More from GlobalPost: Ahmed Chalabi pushed for the US invasion of Iraq. Will he be the country's next PM?

Some senior Kurdish officials suggest in private they are no longer committed to Iraq and are biding their time for an opportunity to seek independence. In an interview with CNN, Barzani repeated a threat to hold a referendum on independence, saying it was time for Kurds to decide their own fate.

New government

Washington has placed its hopes in forming a new, more inclusive government in Baghdad that would undermine the insurgency.

Kerry aims to convince Kurdish leaders to sign on. In Baghdad on Monday Kerry said Maliki assured him the new parliament, elected two months ago, would sit by a July 1 deadline to start forming a new government. Maliki is fighting to stay in power, under criticism for the ISIL-led advance. Baghdad is racing against time as the insurgents consolidate their grip on Sunni provinces.

The Baiji refinery, a strategic industrial complex in northern Iraq, remained a frontline early on Tuesday. Militants said late on Monday they had seized it, but two government officials said troop reinforcements had been flown inside the compound and fended off the assault. Local tribal leaders said they were negotiating with both the government and Sunni fighters to allow the tribes to run the plant if Iraqi forces withdraw.

One of the government officials said Baghdad wanted the tribes to break with ISIL and other Sunni armed factions, and help defend the compound. The plant has been fought over since last Wednesday, with sudden reversals for both sides and so far no clear winner.

The past three days saw Baghdad's forces abandon the entire western frontier with Jordan and Syria, leaving Sunni fighters in control of some of the most important trade routes in the Middle East. For the insurgents, capturing the frontier is a dramatic step towards the goal of erasing the modern border altogether and building a caliphate across swathes of Iraq and Syria.
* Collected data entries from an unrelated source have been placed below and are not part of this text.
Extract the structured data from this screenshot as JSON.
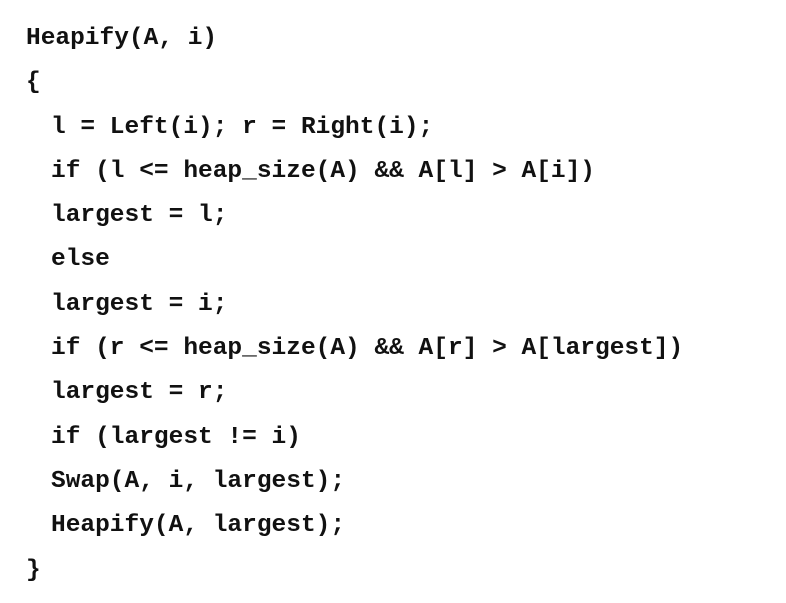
{
  "code": {
    "lines": [
      "Heapify(A, i)",
      "{",
      "l = Left(i); r = Right(i);",
      "if (l <= heap_size(A) && A[l] > A[i])",
      "largest = l;",
      "else",
      "largest = i;",
      "if (r <= heap_size(A) && A[r] > A[largest])",
      "largest = r;",
      "if (largest != i)",
      "Swap(A, i, largest);",
      "Heapify(A, largest);",
      "}"
    ]
  }
}
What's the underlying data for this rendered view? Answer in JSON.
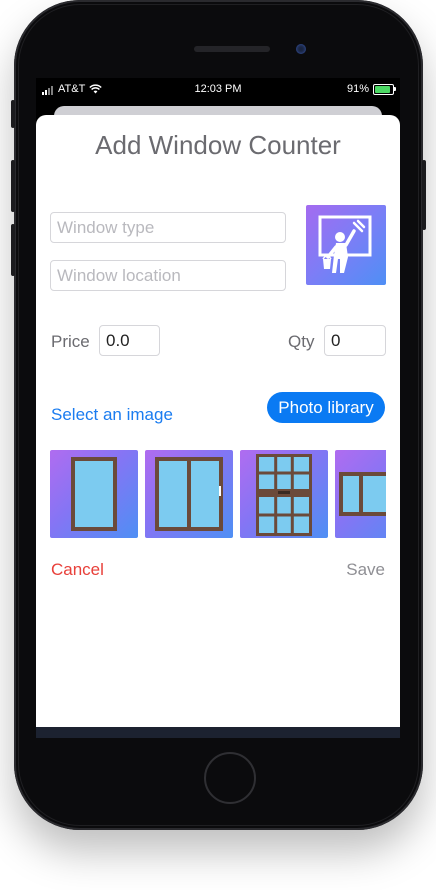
{
  "status_bar": {
    "carrier": "AT&T",
    "time": "12:03 PM",
    "battery": "91%"
  },
  "form": {
    "title": "Add Window Counter",
    "window_type": {
      "placeholder": "Window type",
      "value": ""
    },
    "window_location": {
      "placeholder": "Window location",
      "value": ""
    },
    "price": {
      "label": "Price",
      "value": "0.0"
    },
    "qty": {
      "label": "Qty",
      "value": "0"
    },
    "select_image_label": "Select an image",
    "photo_library_label": "Photo library",
    "gallery": [
      {
        "name": "single-window-thumb"
      },
      {
        "name": "double-window-thumb"
      },
      {
        "name": "grid-window-thumb"
      },
      {
        "name": "wide-window-thumb"
      }
    ],
    "cancel_label": "Cancel",
    "save_label": "Save"
  },
  "colors": {
    "accent": "#0a7af3",
    "cancel": "#e8403a",
    "save_disabled": "#8f8f94",
    "tile_gradient_start": "#a46bf0",
    "tile_gradient_end": "#4f8ff5",
    "glass": "#7ccbf0",
    "frame": "#6b4a3a"
  }
}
More from GlobalPost: If Erbil's so safe, why is everyone at the gas station?

An Iraqi government official said troops had recaptured two border crossings but Sunni fighters said they still held them. US President Barack Obama has offered up to 300 American advisers to Iraq but held off granting a request by Maliki's Shia Muslim-led government for air strikes.

The insurgency has been fuelled by a sense of persecution among many of Iraq's Sunnis, including armed tribes who once fought Al Qaeda but are now battling alongside the ISIL-led revolt against Maliki's Shia-led government.

Maliki's State of Law coalition won the most seats in the election in April but still needs support from rival Shia factions as well as Kurds and Sunnis to keep him in power.